Loop goes over numbers and checks for primes - primes are not detected

Question

So I'm, trying to learn lisp, and I figured an easy program to help me learn it is just a program that checks for primes. It worked at first:

(dotimes (i 100)
    (let ((devisors 0)) 
        (if (> i 2) 
            (progn
            (dotimes (j (+ (/ i 2) 1))
            (if (> j 1) 
                (if (= (rem i j) 0) (setq devisors 1) )
            ))
            (if (= devisors 0) (print i))
            )
        )
    )
)

I then tried to abstract the prime checking into a function, and wrote this code:

(defun isprime (num) 
    (defvar devisors 0)
    (dotimes (j (+ (/ num 2) 1))
    (if (> j 1) 
        (if (= (rem num j) 0) (setq devisors 1) )
    ))
    (if (= devisors 0) num 0)
)

(dotimes (i 100) 
    (if (/= (isprime i) 0) (print i))
)

But this one doesn't work. It prints 123 and finishes. The thing is, I tried to just print (print (isprime 5)) and IT WORKS but it doesn't when in the loop.

Why is this? Also keep in mind I'm new to lisp... (I'm using clisp if it helps)

Answer 1

Your first step should be to break the question down. You need to know if anything in a range of numbers meets a criteria represented as a predicate function. This is readily accomplished with simple recursion, and is naturally tail-recursive.

(defun any-in-range (s e predicate)
  (cond ((> s e) nil)
        ((funcall predicate s) t)
        (t (any-in-range (+ 1 s) e predicate)))) 

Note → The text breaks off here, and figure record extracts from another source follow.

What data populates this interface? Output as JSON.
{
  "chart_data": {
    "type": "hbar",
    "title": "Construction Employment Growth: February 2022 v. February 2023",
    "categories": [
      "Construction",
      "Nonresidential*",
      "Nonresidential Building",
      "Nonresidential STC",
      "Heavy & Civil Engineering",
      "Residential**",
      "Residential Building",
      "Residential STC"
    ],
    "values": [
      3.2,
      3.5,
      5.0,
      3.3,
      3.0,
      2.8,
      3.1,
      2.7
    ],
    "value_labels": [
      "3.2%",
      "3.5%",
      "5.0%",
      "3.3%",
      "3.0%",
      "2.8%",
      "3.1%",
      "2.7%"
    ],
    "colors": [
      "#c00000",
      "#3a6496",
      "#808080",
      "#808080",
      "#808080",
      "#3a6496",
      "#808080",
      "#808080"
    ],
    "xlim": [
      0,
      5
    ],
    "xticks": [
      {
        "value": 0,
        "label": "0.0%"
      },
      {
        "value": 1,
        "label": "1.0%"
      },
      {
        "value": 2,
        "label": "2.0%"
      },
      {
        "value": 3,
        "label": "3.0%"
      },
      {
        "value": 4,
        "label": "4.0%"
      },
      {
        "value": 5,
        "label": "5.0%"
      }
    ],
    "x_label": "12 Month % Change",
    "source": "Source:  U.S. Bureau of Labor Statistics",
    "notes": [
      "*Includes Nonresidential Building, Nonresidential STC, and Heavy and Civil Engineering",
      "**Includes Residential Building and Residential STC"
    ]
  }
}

Now checking if something is prime is just looking to see if any number in a range is a divisor of an input number. The range will be 2 to the square root of the input number.

(defun is-prime (n) 
  (not (any-in-range 2 (floor (sqrt n))
                    (lambda (x) (= 0 (rem n x))))))  

* (is-prime 17)
T
* (is-prime 16)
NIL

Now you can write:

(dotimes (i 100) 
  (when (is-prime i)
    (print i)))

Answer 2

Important note: this code shouldn't work. Documentation for dotimes says:

dotimes iterates over a series of integers.

dotimes evaluates count-form, which should produce an integer.

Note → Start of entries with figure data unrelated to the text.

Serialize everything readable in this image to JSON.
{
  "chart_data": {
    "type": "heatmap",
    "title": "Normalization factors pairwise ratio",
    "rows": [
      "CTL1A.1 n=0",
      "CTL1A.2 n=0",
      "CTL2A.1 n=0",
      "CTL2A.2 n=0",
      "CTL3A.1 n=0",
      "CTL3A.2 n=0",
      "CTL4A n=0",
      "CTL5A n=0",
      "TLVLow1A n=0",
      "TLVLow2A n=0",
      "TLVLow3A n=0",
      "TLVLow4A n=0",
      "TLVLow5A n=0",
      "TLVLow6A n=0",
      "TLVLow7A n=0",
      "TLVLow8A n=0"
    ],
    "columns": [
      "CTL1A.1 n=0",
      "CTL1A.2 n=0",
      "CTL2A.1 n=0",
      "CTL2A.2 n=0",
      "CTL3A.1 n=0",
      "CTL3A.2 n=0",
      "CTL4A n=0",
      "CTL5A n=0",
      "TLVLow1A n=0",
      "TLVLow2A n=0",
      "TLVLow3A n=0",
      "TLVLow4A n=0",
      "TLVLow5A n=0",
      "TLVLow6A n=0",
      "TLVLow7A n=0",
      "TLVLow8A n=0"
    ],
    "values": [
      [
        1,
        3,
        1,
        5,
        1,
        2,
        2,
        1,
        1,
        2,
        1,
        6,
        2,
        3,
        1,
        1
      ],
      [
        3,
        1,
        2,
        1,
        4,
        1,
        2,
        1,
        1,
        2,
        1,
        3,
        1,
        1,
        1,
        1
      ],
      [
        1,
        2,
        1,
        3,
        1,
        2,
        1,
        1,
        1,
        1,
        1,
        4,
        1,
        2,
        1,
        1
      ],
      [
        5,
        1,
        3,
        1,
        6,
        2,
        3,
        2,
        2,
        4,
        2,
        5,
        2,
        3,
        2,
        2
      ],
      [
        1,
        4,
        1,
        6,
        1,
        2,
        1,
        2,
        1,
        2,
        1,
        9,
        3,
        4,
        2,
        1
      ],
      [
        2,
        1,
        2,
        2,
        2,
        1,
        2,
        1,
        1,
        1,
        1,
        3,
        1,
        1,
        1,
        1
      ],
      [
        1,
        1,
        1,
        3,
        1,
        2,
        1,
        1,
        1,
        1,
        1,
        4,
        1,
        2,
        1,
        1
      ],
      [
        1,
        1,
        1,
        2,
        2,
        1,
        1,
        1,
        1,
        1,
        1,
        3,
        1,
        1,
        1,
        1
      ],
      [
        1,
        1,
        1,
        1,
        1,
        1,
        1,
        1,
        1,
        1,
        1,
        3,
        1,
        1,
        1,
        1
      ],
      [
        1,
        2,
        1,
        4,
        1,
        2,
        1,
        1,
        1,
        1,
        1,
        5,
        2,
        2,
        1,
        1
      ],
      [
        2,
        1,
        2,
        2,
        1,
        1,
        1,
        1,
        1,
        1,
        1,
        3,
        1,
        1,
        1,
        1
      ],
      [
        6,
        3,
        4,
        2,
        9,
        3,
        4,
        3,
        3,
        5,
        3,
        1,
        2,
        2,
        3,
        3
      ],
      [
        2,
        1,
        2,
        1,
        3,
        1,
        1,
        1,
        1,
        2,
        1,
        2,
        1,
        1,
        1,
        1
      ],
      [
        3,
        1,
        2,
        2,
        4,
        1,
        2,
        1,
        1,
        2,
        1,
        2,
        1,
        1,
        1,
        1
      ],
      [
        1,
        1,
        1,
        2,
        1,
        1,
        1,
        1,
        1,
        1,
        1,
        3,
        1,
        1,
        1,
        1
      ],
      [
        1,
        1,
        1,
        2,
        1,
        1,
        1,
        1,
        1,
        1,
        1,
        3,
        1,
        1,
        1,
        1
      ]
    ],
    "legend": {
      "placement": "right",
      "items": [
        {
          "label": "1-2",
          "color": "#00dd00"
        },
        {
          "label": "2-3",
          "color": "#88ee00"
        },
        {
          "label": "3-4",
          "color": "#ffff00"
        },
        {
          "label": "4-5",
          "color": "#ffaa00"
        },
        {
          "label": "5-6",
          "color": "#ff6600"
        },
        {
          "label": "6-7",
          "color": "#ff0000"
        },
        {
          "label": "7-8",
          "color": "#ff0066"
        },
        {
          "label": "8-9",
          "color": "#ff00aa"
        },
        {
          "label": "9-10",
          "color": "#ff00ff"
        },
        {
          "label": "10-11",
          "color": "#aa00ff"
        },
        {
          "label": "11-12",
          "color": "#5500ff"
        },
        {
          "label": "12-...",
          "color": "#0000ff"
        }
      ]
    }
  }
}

Imagine that i is 3. Then the value of j is 5/2, and that isn't an integer.

But for some reason, this code works in CLISP. Your error is caused by defvar- look again into documentation:

defparameter unconditionally assigns the initial-value to the dynamic variable named name.

defvar, by contrast, assigns initial-value (if supplied) to the dynamic variable named name only if name is not already bound.

When you call isprime with a new number, devisors is already set to 1, so it won't reset to 0.

Quick fix- replace (defvar devisors 0) with (let ((devisors 0)) ... inside isprime.

I also made some other changes (zerop, 1+ and floor, when instead of if with only one branch, and also directly returning t (true) or nil (false) instead of some 0 or 1):

(defun isprime (num)
  (if (or (zerop num)
          (= num 1)) 
      nil
    (let ((devisors t))
      (dotimes (j (1+ (floor (sqrt num))))
        (when (> j 1) 
          (when (zerop (rem num j)) 
            (setq devisors nil))))
      devisors)))

(dotimes (i 100) 
  (when (isprime i)
    (print i)))